Le minibus roule à tombeau ouvert sur la route qui mène de Chisinau, la capitale de la Moldavie, vers le sud du pays, mais pour Vera, qui s’éponge le front à l’avant du véhicule, le temps ne s’écoule pas assez vite. Il lui tarde d’arriver dans sa région natale, la Gagaouzie, où elle n’a pas remis les pieds depuis un an.

Terre de vignobles et de vergers enclavée dans le sud de la Moldavie, la Gagaouzie - 1 800 km2 pour 150 000 habitants - est un sédiment turcophone en terre slave, un faux pli dans le tissu de cette région peuplée de Moldaves, de Russes, de Bulgares, d’Ukrainiens, de Tziganes.

Les Gagaouzes sont des Moldaves à part. De leurs ancêtres, les Oghuz, une peuplade turque installée il y a fort longtemps sur les bords de la mer Noire, ils ont gardé la langue, quelques habitudes - le café ottoman, l’amour des chevaux, l’obligation de se déchausser pour pénétrer dans la maison - et une incroyable propension à l’hospitalité. Mais n’allez pas dire à un Gagaouze qu’il est turc, il le prendrait mal.

Ces lointains cousins des Turcs ont fui l’Empire ottoman, pour s’installer au XIXe siècle dans la steppe de Budjak, en Bessarabie, tout juste libérée par l’armée tsariste.
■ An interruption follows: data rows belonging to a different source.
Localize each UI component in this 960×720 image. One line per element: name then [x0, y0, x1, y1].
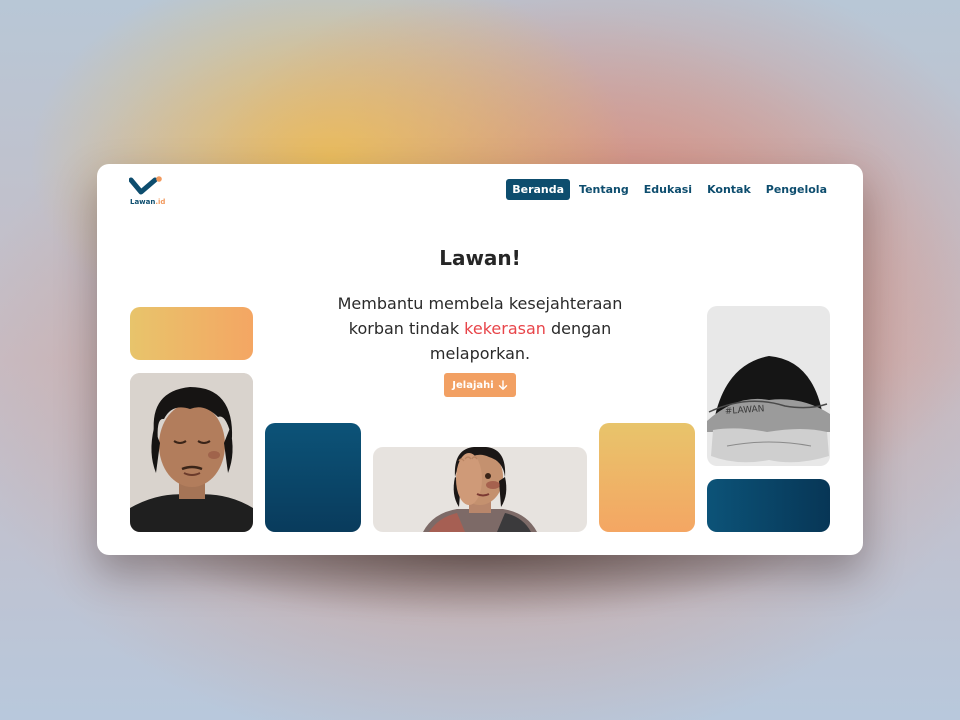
nav-beranda[interactable]: Beranda: [506, 179, 571, 200]
nav-tentang[interactable]: Tentang: [573, 179, 635, 200]
highlight-word: kekerasan: [464, 319, 546, 338]
explore-button[interactable]: Jelajahi: [444, 373, 516, 397]
logo-text: Lawan.id: [130, 198, 166, 206]
photo-person-hugging-knees: #LAWAN: [707, 306, 830, 466]
hero-subtitle: Membantu membela kesejahteraan korban ti…: [337, 294, 623, 363]
photo-man-bruised: [130, 373, 253, 532]
nav-kontak[interactable]: Kontak: [701, 179, 757, 200]
decorative-tile-warm-right: [599, 423, 695, 532]
nav-edukasi[interactable]: Edukasi: [638, 179, 698, 200]
logo-mark-icon: [129, 176, 162, 195]
arrow-down-icon: [498, 379, 507, 390]
logo[interactable]: Lawan.id: [129, 176, 169, 210]
explore-button-label: Jelajahi: [452, 379, 494, 391]
hero-title: Lawan!: [439, 246, 521, 270]
photo-woman-covering-eye: [373, 447, 587, 532]
website-preview-card: Lawan.id Beranda Tentang Edukasi Kontak …: [97, 164, 863, 555]
main-nav: Beranda Tentang Edukasi Kontak Pengelola: [506, 179, 833, 200]
nav-pengelola[interactable]: Pengelola: [760, 179, 833, 200]
decorative-tile-warm-left: [130, 307, 253, 360]
decorative-tile-blue-left: [265, 423, 361, 532]
decorative-tile-blue-right: [707, 479, 830, 532]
L’islam n’est pas pour eux, ils sont chrétiens, de rite orthodoxe bulgare, et le font savoir. Les calvaires de zinc qui bordent les routes de campagne avec leurs Christ en gloire, leurs images pieuses et colorées, sont leur éclatante profession de foi. Le minibus arrive enfin à Vulkanesti, ville terminus (16 000 habitants) à l’extrême sud de la province, non loin des frontières de l’Ukraine et de la Roumanie. Sur la place centrale trône, ultime vestige de l’URSS, un Lénine brillant comme un astre argenté, tout juste repeint. Dès la descente du bus, ce ne sont qu’embrassades et cris de joie. En cette période estivale, les migrants partis travailler en Turquie, en Russie ou en Europe reviennent au pays, les bras chargés de cadeaux, les portefeuilles garnis. C’est le moment idéal pour organiser mariages, baptêmes et autres fêtes ponctuées de danses et de toasts déclamés à l’envi.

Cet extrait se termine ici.